Déméter, déesse des moissons et de la fécondité, a laissé ces jeunes femmes blasphémer jusqu’à ce qu’elle décide que, hop ça suffit les bêtises. Et la punition a été radicale, irrévocable et clairement grotesque — qu’est-ce qu’elles pourront faire d’une meringue à la place du foie?
Elles ne pourront plus boire une goutte de quoi que ce soit puisque leur meringue-foie fondrait au contact du liquide. Mais ça peut bien être égal à la déesse toute-puissante. Elle s’en fout, elle est déesse. Oui, la vie est injuste. C’est comme ça dans toutes les bonnes tragédies.
De même que la vidéo entremêle un discours scientifique rationnel et une gestuelle sympathiquement vulgaire, l’exposition se déploie selon une pensée courbe. Elle se répand et se rétracte pour nous faire glisser des coulisses de l’action aux coulisses de l’histoire. Le visiteur n’est jamais dans la scène, toujours autour ; soit en observant les peintures de Curnier Jardin qui suggèrent d’infinies variations autour d’un scénario ancestral, ou bien en regardant la vidéo installé simultanément sous la jupe et sur les cuisses de Déméter — ici matérialisée en sculpture-fauteuil aux formes opulentes et offertes à nous pour un corps à corps joyeusement régressif. La déesse colérique nous prend sur ses genoux et nous accueille tendrement tout en punissant dans un excès de sucre meringué les jeunes femmes inconscientes. La figure archétypale de la mère au regard bienveillant et à la vengeance sans mesure est à la fois généreuse à l’excès dans ses formes et handicapante. Déméter occupe le centre de l’exposition dans toute son ambivalence encombrante et donne littéralement forme au récit. Arbitraire et changeante, elle agit selon son bon vouloir pour transformer le cours de l’histoire.

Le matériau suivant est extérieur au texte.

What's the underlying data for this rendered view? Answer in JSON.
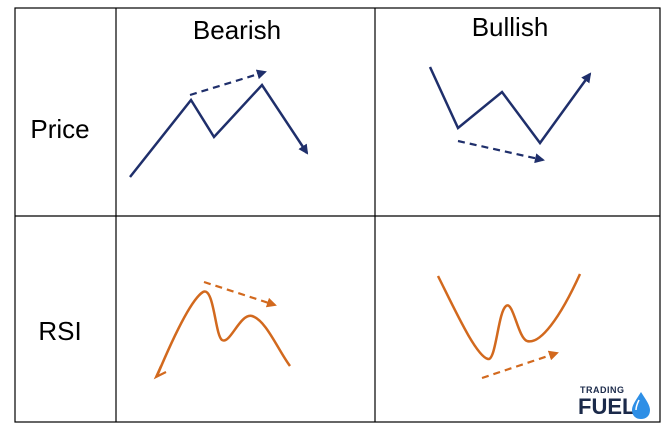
{
  "headers": {
    "bearish": "Bearish",
    "bullish": "Bullish"
  },
  "rows": {
    "price": "Price",
    "rsi": "RSI"
  },
  "logo": {
    "top_text": "TRADING",
    "main_text": "FUEL"
  },
  "colors": {
    "price_line": "#1f2f6b",
    "rsi_line": "#d2691e",
    "grid": "#000000",
    "logo_drop": "#2e8fe6"
  },
  "icons": {
    "logo_drop": "water-drop-icon",
    "arrowheads": "arrow-head-icon"
  }
}
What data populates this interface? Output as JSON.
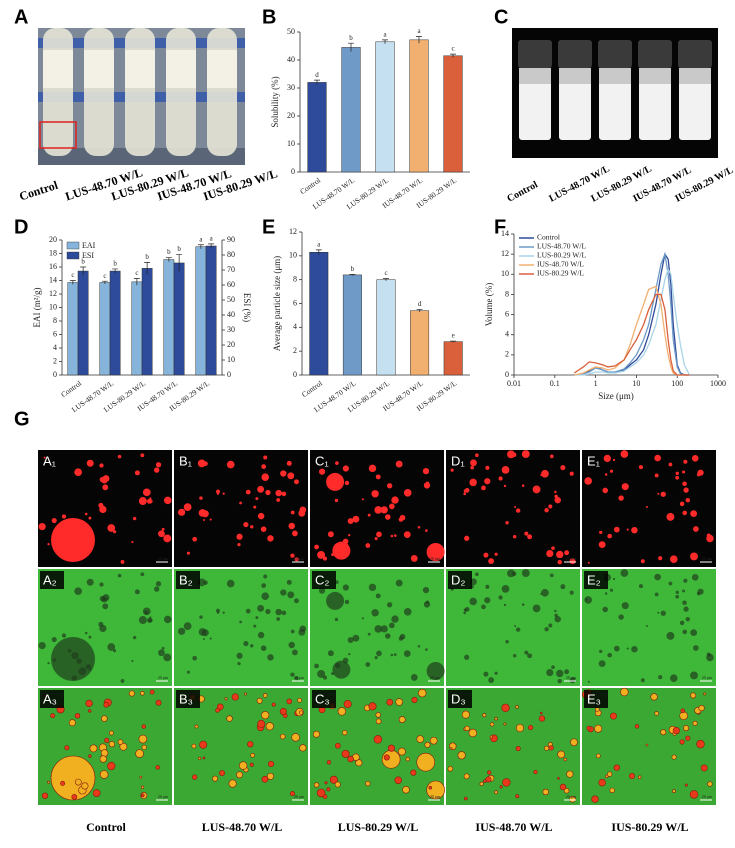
{
  "chart_data": [
    {
      "type": "bar",
      "panel": "B",
      "y_label": "Solubility (%)",
      "categories": [
        "Control",
        "LUS-48.70 W/L",
        "LUS-80.29 W/L",
        "IUS-48.70 W/L",
        "IUS-80.29 W/L"
      ],
      "values": [
        32,
        44.5,
        46.5,
        47.2,
        41.5
      ],
      "errors": [
        0.8,
        1.5,
        0.7,
        1.2,
        0.6
      ],
      "significance": [
        "d",
        "b",
        "a",
        "a",
        "c"
      ],
      "colors": [
        "#2e4a9a",
        "#6f9ac7",
        "#c5e0f0",
        "#f2b070",
        "#d9603b"
      ],
      "ylim": [
        0,
        50
      ],
      "yticks": [
        0,
        10,
        20,
        30,
        40,
        50
      ]
    },
    {
      "type": "bar",
      "panel": "D",
      "y_label": "EAI (m²/g)",
      "y2_label": "ESI (%)",
      "categories": [
        "Control",
        "LUS-48.70 W/L",
        "LUS-80.29 W/L",
        "IUS-48.70 W/L",
        "IUS-80.29 W/L"
      ],
      "series": [
        {
          "name": "EAI",
          "color": "#86b4da",
          "values": [
            13.7,
            13.7,
            13.8,
            17.1,
            19.0
          ],
          "errors": [
            0.3,
            0.2,
            0.5,
            0.3,
            0.3
          ],
          "significance": [
            "c",
            "c",
            "c",
            "b",
            "a"
          ]
        },
        {
          "name": "ESI",
          "color": "#2e4a9a",
          "axis": "y2",
          "values": [
            69.3,
            69.3,
            71.1,
            74.7,
            86
          ],
          "errors": [
            2.7,
            1.4,
            4,
            5.6,
            1.4
          ],
          "significance": [
            "b",
            "b",
            "b",
            "b",
            "a"
          ]
        }
      ],
      "legend": "top-left",
      "ylim": [
        0,
        20
      ],
      "yticks": [
        0,
        2,
        4,
        6,
        8,
        10,
        12,
        14,
        16,
        18,
        20
      ],
      "y2lim": [
        0,
        90
      ],
      "y2ticks": [
        0,
        10,
        20,
        30,
        40,
        50,
        60,
        70,
        80,
        90
      ]
    },
    {
      "type": "bar",
      "panel": "E",
      "y_label": "Average particle size (μm)",
      "categories": [
        "Control",
        "LUS-48.70 W/L",
        "LUS-80.29 W/L",
        "IUS-48.70 W/L",
        "IUS-80.29 W/L"
      ],
      "values": [
        10.3,
        8.4,
        8.0,
        5.4,
        2.8
      ],
      "errors": [
        0.2,
        0.05,
        0.1,
        0.1,
        0.05
      ],
      "significance": [
        "a",
        "b",
        "c",
        "d",
        "e"
      ],
      "colors": [
        "#2e4a9a",
        "#6f9ac7",
        "#c5e0f0",
        "#f2b070",
        "#d9603b"
      ],
      "ylim": [
        0,
        12
      ],
      "yticks": [
        0,
        2,
        4,
        6,
        8,
        10,
        12
      ]
    },
    {
      "type": "line",
      "panel": "F",
      "x_label": "Size (μm)",
      "y_label": "Volume (%)",
      "log_x": true,
      "legend": "top-left",
      "x": [
        0.3,
        0.5,
        0.7,
        1,
        1.5,
        2,
        3,
        5,
        7,
        10,
        15,
        20,
        30,
        40,
        50,
        60,
        70,
        80,
        100,
        120,
        150,
        200
      ],
      "series": [
        {
          "name": "Control",
          "color": "#2e4a9a",
          "values": [
            0,
            0.1,
            0.4,
            0.8,
            0.5,
            0.3,
            0.2,
            0.5,
            1,
            1.5,
            2.5,
            4,
            7,
            10,
            12,
            11.5,
            9,
            5,
            1,
            0.2,
            0,
            0
          ]
        },
        {
          "name": "LUS-48.70 W/L",
          "color": "#6f9ac7",
          "values": [
            0,
            0.1,
            0.3,
            0.7,
            0.5,
            0.3,
            0.3,
            0.6,
            1.2,
            2,
            3.5,
            5,
            8.5,
            11,
            12,
            10,
            7,
            3.5,
            0.8,
            0.1,
            0,
            0
          ]
        },
        {
          "name": "LUS-80.29 W/L",
          "color": "#a8d4e8",
          "values": [
            0,
            0,
            0.1,
            0.3,
            0.3,
            0.2,
            0.2,
            0.4,
            0.8,
            1.2,
            2,
            3,
            5,
            7.5,
            9.5,
            10.5,
            10,
            8,
            5,
            3,
            1,
            0
          ]
        },
        {
          "name": "IUS-48.70 W/L",
          "color": "#f2b070",
          "values": [
            0,
            0.2,
            0.5,
            0.8,
            0.7,
            0.5,
            0.7,
            1.5,
            3,
            5,
            7,
            8.5,
            8.8,
            7,
            4,
            2,
            0.8,
            0.2,
            0,
            0,
            0,
            0
          ]
        },
        {
          "name": "IUS-80.29 W/L",
          "color": "#d9603b",
          "values": [
            0.2,
            0.8,
            1.3,
            1.2,
            1,
            0.8,
            0.9,
            1.5,
            2.5,
            3.5,
            5,
            6.5,
            8,
            8,
            6.5,
            3.5,
            1.5,
            0.4,
            0,
            0,
            0,
            0
          ]
        }
      ],
      "xlim": [
        0.01,
        1000
      ],
      "xticks": [
        0.01,
        0.1,
        1,
        10,
        100,
        1000
      ],
      "ylim": [
        0,
        14
      ],
      "yticks": [
        0,
        2,
        4,
        6,
        8,
        10,
        12,
        14
      ]
    }
  ],
  "photos": {
    "panel_a": "A",
    "panel_c": "C",
    "panel_g": "G",
    "micrograph_labels": [
      [
        "A₁",
        "B₁",
        "C₁",
        "D₁",
        "E₁"
      ],
      [
        "A₂",
        "B₂",
        "C₂",
        "D₂",
        "E₂"
      ],
      [
        "A₃",
        "B₃",
        "C₃",
        "D₃",
        "E₃"
      ]
    ],
    "scale_bar": "20 μm"
  }
}
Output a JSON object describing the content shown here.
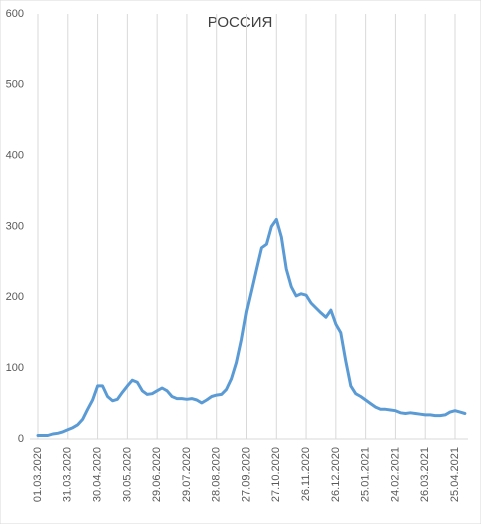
{
  "chart_data": {
    "type": "line",
    "title": "РОССИЯ",
    "categories": [
      "01.03.2020",
      null,
      null,
      null,
      null,
      null,
      "31.03.2020",
      null,
      null,
      null,
      null,
      null,
      "30.04.2020",
      null,
      null,
      null,
      null,
      null,
      "30.05.2020",
      null,
      null,
      null,
      null,
      null,
      "29.06.2020",
      null,
      null,
      null,
      null,
      null,
      "29.07.2020",
      null,
      null,
      null,
      null,
      null,
      "28.08.2020",
      null,
      null,
      null,
      null,
      null,
      "27.09.2020",
      null,
      null,
      null,
      null,
      null,
      "27.10.2020",
      null,
      null,
      null,
      null,
      null,
      "26.11.2020",
      null,
      null,
      null,
      null,
      null,
      "26.12.2020",
      null,
      null,
      null,
      null,
      null,
      "25.01.2021",
      null,
      null,
      null,
      null,
      null,
      "24.02.2021",
      null,
      null,
      null,
      null,
      null,
      "26.03.2021",
      null,
      null,
      null,
      null,
      null,
      "25.04.2021",
      null,
      null
    ],
    "values": [
      5,
      5,
      5,
      7,
      8,
      10,
      13,
      16,
      20,
      28,
      42,
      55,
      75,
      75,
      60,
      54,
      56,
      66,
      75,
      83,
      80,
      68,
      63,
      64,
      68,
      72,
      68,
      60,
      57,
      57,
      56,
      57,
      55,
      51,
      55,
      60,
      62,
      63,
      70,
      85,
      108,
      140,
      180,
      210,
      240,
      270,
      275,
      300,
      310,
      285,
      240,
      215,
      202,
      205,
      203,
      192,
      185,
      178,
      172,
      182,
      162,
      150,
      110,
      75,
      64,
      60,
      55,
      50,
      45,
      42,
      42,
      41,
      40,
      37,
      36,
      37,
      36,
      35,
      34,
      34,
      33,
      33,
      34,
      38,
      40,
      38,
      36
    ],
    "color": "#5b9bd5",
    "ylim": [
      0,
      600
    ],
    "yticks": [
      0,
      100,
      200,
      300,
      400,
      500,
      600
    ],
    "grid": true
  }
}
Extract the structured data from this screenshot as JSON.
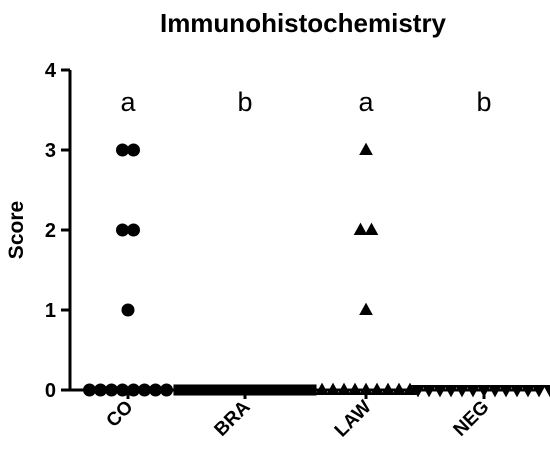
{
  "chart_data": {
    "type": "scatter",
    "title": "Immunohistochemistry",
    "ylabel": "Score",
    "xlabel": "",
    "ylim": [
      0,
      4
    ],
    "yticks": [
      "0",
      "1",
      "2",
      "3",
      "4"
    ],
    "categories": [
      "CO",
      "BRA",
      "LAW",
      "NEG"
    ],
    "series": [
      {
        "category": "CO",
        "marker": "circle",
        "values": [
          3,
          3,
          2,
          2,
          1,
          0,
          0,
          0,
          0,
          0,
          0,
          0,
          0
        ]
      },
      {
        "category": "BRA",
        "marker": "square",
        "values": [
          0,
          0,
          0,
          0,
          0,
          0,
          0,
          0,
          0,
          0,
          0,
          0,
          0
        ]
      },
      {
        "category": "LAW",
        "marker": "triangle-up",
        "values": [
          3,
          2,
          2,
          1,
          0,
          0,
          0,
          0,
          0,
          0,
          0,
          0,
          0
        ]
      },
      {
        "category": "NEG",
        "marker": "triangle-down",
        "values": [
          0,
          0,
          0,
          0,
          0,
          0,
          0,
          0,
          0,
          0,
          0,
          0,
          0
        ]
      }
    ],
    "annotations": [
      "a",
      "b",
      "a",
      "b"
    ],
    "annotation_level": 3.6,
    "marker_color": "#000000",
    "grid": false
  }
}
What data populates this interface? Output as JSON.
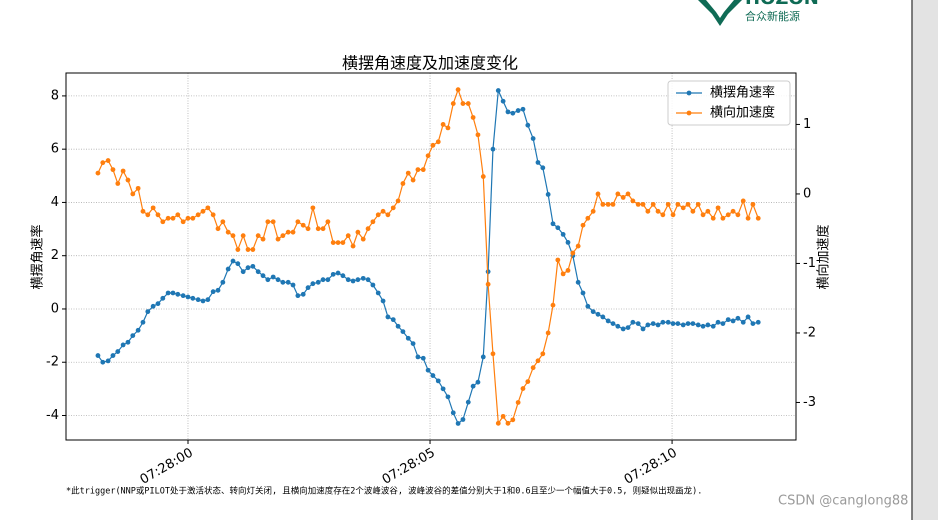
{
  "logo": {
    "brand": "HOZON",
    "name": "合众新能源"
  },
  "footnote": "*此trigger(NNP或PILOT处于激活状态、转向灯关闭, 且横向加速度存在2个波峰波谷, 波峰波谷的差值分别大于1和0.6且至少一个幅值大于0.5, 则疑似出现画龙).",
  "watermark": "CSDN @canglong88",
  "chart_data": {
    "type": "line",
    "title": "横摆角速度及加速度变化",
    "ylabel": "横摆角速率",
    "y2label": "横向加速度",
    "xlim": [
      -2.52,
      12.56
    ],
    "xticks": [
      {
        "value": 0,
        "label": "07:28:00"
      },
      {
        "value": 5,
        "label": "07:28:05"
      },
      {
        "value": 10,
        "label": "07:28:10"
      }
    ],
    "ylim": [
      -4.92,
      8.86
    ],
    "yticks": [
      -4,
      -2,
      0,
      2,
      4,
      6,
      8
    ],
    "y2lim": [
      -3.54,
      1.74
    ],
    "y2ticks": [
      -3,
      -2,
      -1,
      0,
      1
    ],
    "grid": true,
    "legend": "upper right",
    "x": [
      -1.86,
      -1.76,
      -1.65,
      -1.55,
      -1.45,
      -1.34,
      -1.24,
      -1.14,
      -1.03,
      -0.93,
      -0.83,
      -0.72,
      -0.62,
      -0.52,
      -0.41,
      -0.31,
      -0.21,
      -0.1,
      0.0,
      0.1,
      0.21,
      0.31,
      0.41,
      0.52,
      0.62,
      0.72,
      0.83,
      0.93,
      1.03,
      1.14,
      1.24,
      1.34,
      1.45,
      1.55,
      1.65,
      1.76,
      1.86,
      1.96,
      2.07,
      2.17,
      2.27,
      2.38,
      2.48,
      2.58,
      2.69,
      2.79,
      2.89,
      3.0,
      3.1,
      3.2,
      3.31,
      3.41,
      3.51,
      3.62,
      3.72,
      3.82,
      3.93,
      4.03,
      4.13,
      4.24,
      4.34,
      4.44,
      4.55,
      4.65,
      4.75,
      4.86,
      4.96,
      5.06,
      5.17,
      5.27,
      5.37,
      5.48,
      5.58,
      5.68,
      5.79,
      5.89,
      5.99,
      6.1,
      6.2,
      6.3,
      6.41,
      6.51,
      6.61,
      6.71,
      6.82,
      6.92,
      7.02,
      7.13,
      7.23,
      7.33,
      7.44,
      7.54,
      7.64,
      7.75,
      7.85,
      7.95,
      8.06,
      8.16,
      8.26,
      8.37,
      8.47,
      8.57,
      8.68,
      8.78,
      8.88,
      8.99,
      9.09,
      9.19,
      9.3,
      9.4,
      9.5,
      9.61,
      9.71,
      9.81,
      9.92,
      10.02,
      10.12,
      10.23,
      10.33,
      10.43,
      10.54,
      10.64,
      10.74,
      10.85,
      10.95,
      11.05,
      11.16,
      11.26,
      11.36,
      11.47,
      11.57,
      11.67,
      11.78
    ],
    "series": [
      {
        "name": "横摆角速率",
        "color": "#1f77b4",
        "values": [
          -1.75,
          -2.0,
          -1.95,
          -1.75,
          -1.6,
          -1.35,
          -1.25,
          -1.0,
          -0.8,
          -0.5,
          -0.1,
          0.1,
          0.2,
          0.4,
          0.6,
          0.6,
          0.55,
          0.5,
          0.45,
          0.4,
          0.35,
          0.3,
          0.35,
          0.65,
          0.7,
          1.0,
          1.5,
          1.8,
          1.7,
          1.4,
          1.55,
          1.6,
          1.4,
          1.25,
          1.1,
          1.2,
          1.1,
          1.0,
          1.0,
          0.9,
          0.5,
          0.55,
          0.8,
          0.95,
          1.0,
          1.1,
          1.1,
          1.3,
          1.35,
          1.25,
          1.1,
          1.05,
          1.1,
          1.15,
          1.1,
          0.9,
          0.6,
          0.3,
          -0.3,
          -0.4,
          -0.65,
          -0.85,
          -1.1,
          -1.3,
          -1.8,
          -1.85,
          -2.3,
          -2.5,
          -2.7,
          -3.0,
          -3.3,
          -3.9,
          -4.3,
          -4.15,
          -3.5,
          -2.9,
          -2.75,
          -1.8,
          1.4,
          6.0,
          8.2,
          7.8,
          7.4,
          7.35,
          7.45,
          7.5,
          6.9,
          6.4,
          5.5,
          5.3,
          4.3,
          3.2,
          3.05,
          2.8,
          2.5,
          2.0,
          1.0,
          0.6,
          0.1,
          -0.1,
          -0.2,
          -0.3,
          -0.45,
          -0.55,
          -0.65,
          -0.75,
          -0.7,
          -0.5,
          -0.55,
          -0.75,
          -0.6,
          -0.55,
          -0.6,
          -0.5,
          -0.5,
          -0.55,
          -0.55,
          -0.6,
          -0.55,
          -0.55,
          -0.6,
          -0.65,
          -0.6,
          -0.65,
          -0.5,
          -0.55,
          -0.4,
          -0.45,
          -0.35,
          -0.5,
          -0.3,
          -0.55,
          -0.5
        ]
      },
      {
        "name": "横向加速度",
        "color": "#ff7f0e",
        "axis": "y2",
        "values": [
          0.3,
          0.45,
          0.48,
          0.35,
          0.15,
          0.33,
          0.2,
          0.0,
          0.08,
          -0.25,
          -0.3,
          -0.2,
          -0.3,
          -0.4,
          -0.35,
          -0.35,
          -0.3,
          -0.4,
          -0.35,
          -0.35,
          -0.3,
          -0.25,
          -0.2,
          -0.3,
          -0.5,
          -0.4,
          -0.55,
          -0.6,
          -0.8,
          -0.6,
          -0.8,
          -0.8,
          -0.6,
          -0.65,
          -0.4,
          -0.4,
          -0.65,
          -0.6,
          -0.55,
          -0.55,
          -0.4,
          -0.45,
          -0.5,
          -0.2,
          -0.5,
          -0.5,
          -0.4,
          -0.7,
          -0.7,
          -0.7,
          -0.6,
          -0.75,
          -0.55,
          -0.65,
          -0.5,
          -0.4,
          -0.3,
          -0.25,
          -0.3,
          -0.2,
          -0.1,
          0.15,
          0.3,
          0.2,
          0.35,
          0.35,
          0.55,
          0.7,
          0.75,
          1.0,
          0.95,
          1.3,
          1.5,
          1.3,
          1.3,
          1.1,
          0.85,
          0.25,
          -1.3,
          -2.3,
          -3.3,
          -3.2,
          -3.3,
          -3.25,
          -3.0,
          -2.8,
          -2.7,
          -2.5,
          -2.4,
          -2.3,
          -2.0,
          -1.6,
          -0.95,
          -1.15,
          -1.1,
          -0.85,
          -0.75,
          -0.45,
          -0.35,
          -0.25,
          0.0,
          -0.15,
          -0.15,
          -0.15,
          0.0,
          -0.05,
          0.0,
          -0.1,
          -0.15,
          -0.15,
          -0.25,
          -0.15,
          -0.25,
          -0.3,
          -0.15,
          -0.3,
          -0.15,
          -0.2,
          -0.15,
          -0.25,
          -0.15,
          -0.3,
          -0.25,
          -0.35,
          -0.2,
          -0.35,
          -0.3,
          -0.25,
          -0.3,
          -0.1,
          -0.35,
          -0.15,
          -0.35
        ]
      }
    ]
  }
}
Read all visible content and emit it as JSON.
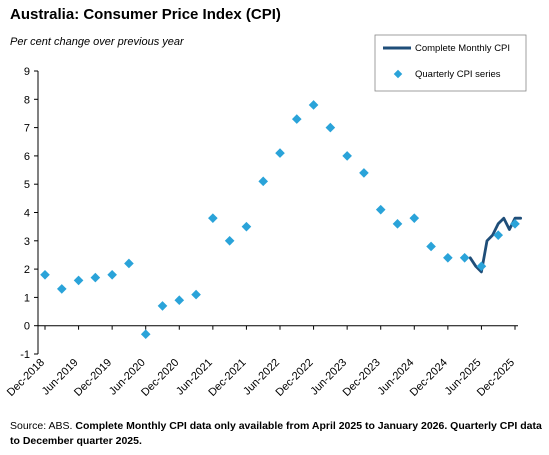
{
  "title": "Australia: Consumer Price Index (CPI)",
  "subtitle": "Per cent change over previous year",
  "source": {
    "prefix": "Source: ABS. ",
    "bold": "Complete Monthly CPI data only available from April 2025 to January 2026. Quarterly CPI data to December quarter 2025."
  },
  "colors": {
    "monthly_line": "#1f4e79",
    "quarterly_marker": "#2aa3d9",
    "axis": "#000000"
  },
  "chart_data": {
    "type": "line",
    "ylim": [
      -1,
      9
    ],
    "y_ticks": [
      "-1",
      "0",
      "1",
      "2",
      "3",
      "4",
      "5",
      "6",
      "7",
      "8",
      "9"
    ],
    "x_ticks": [
      "Dec-2018",
      "Jun-2019",
      "Dec-2019",
      "Jun-2020",
      "Dec-2020",
      "Jun-2021",
      "Dec-2021",
      "Jun-2022",
      "Dec-2022",
      "Jun-2023",
      "Dec-2023",
      "Jun-2024",
      "Dec-2024",
      "Jun-2025",
      "Dec-2025"
    ],
    "grid": false,
    "legend_position": "top-right",
    "series": [
      {
        "name": "Quarterly CPI series",
        "type": "scatter",
        "x": [
          "Dec-2018",
          "Mar-2019",
          "Jun-2019",
          "Sep-2019",
          "Dec-2019",
          "Mar-2020",
          "Jun-2020",
          "Sep-2020",
          "Dec-2020",
          "Mar-2021",
          "Jun-2021",
          "Sep-2021",
          "Dec-2021",
          "Mar-2022",
          "Jun-2022",
          "Sep-2022",
          "Dec-2022",
          "Mar-2023",
          "Jun-2023",
          "Sep-2023",
          "Dec-2023",
          "Mar-2024",
          "Jun-2024",
          "Sep-2024",
          "Dec-2024",
          "Mar-2025",
          "Jun-2025",
          "Sep-2025",
          "Dec-2025"
        ],
        "values": [
          1.8,
          1.3,
          1.6,
          1.7,
          1.8,
          2.2,
          -0.3,
          0.7,
          0.9,
          1.1,
          3.8,
          3.0,
          3.5,
          5.1,
          6.1,
          7.3,
          7.8,
          7.0,
          6.0,
          5.4,
          4.1,
          3.6,
          3.8,
          2.8,
          2.4,
          2.4,
          2.1,
          3.2,
          3.6
        ]
      },
      {
        "name": "Complete Monthly CPI",
        "type": "line",
        "x": [
          "Apr-2025",
          "May-2025",
          "Jun-2025",
          "Jul-2025",
          "Aug-2025",
          "Sep-2025",
          "Oct-2025",
          "Nov-2025",
          "Dec-2025",
          "Jan-2026"
        ],
        "values": [
          2.4,
          2.1,
          1.9,
          3.0,
          3.2,
          3.6,
          3.8,
          3.4,
          3.8,
          3.8
        ]
      }
    ]
  }
}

Le mode narratif choisi ici est à la fois baroque et kaléidoscopique, opulent et déhiérarchisé. Il se manifeste dans la présentation théâtrale de la vidéo, mais également dans la succession de peintures sur toile qui, telles des enluminures, ponctuent les murs d’images qui sont liées à une histoire ancestrale mais pourraient néanmoins se suffire à elles-mêmes. La mythologie, les croyances populaires et les épisodes de l’histoire séculaire ou religieuse fournissent à l’artiste la matière première dont elle se sert pour questionner la position de la femme dans l’histoire et la société, mais aussi, et peut-être surtout, dans l’inconscient collectif. Dans le monde fantasque et très sérieux de Pauline Curnier Jardin, Déméter, chef des récoltes, a été reclassée dans une version pâtissière de la mythologie grecque dans laquelle elle se fout royalement des deux cagoles piétinant les fruits de la terre. Que son fils Prométhée, pour avoir eu l’idée de créer des hommes à partir de boue, ait été puni par Jupiter jaloux qui le condamna à avoir son foie mangé par un aigle, est peut-être un pur hasard organique, ou encore une séquelle de l’inconscient collectif dont Curnier Jardin poursuit l’exploration dans une fable intemporelle et sans autre morale que la toute-puissance terrifiante et rassurante de la mère.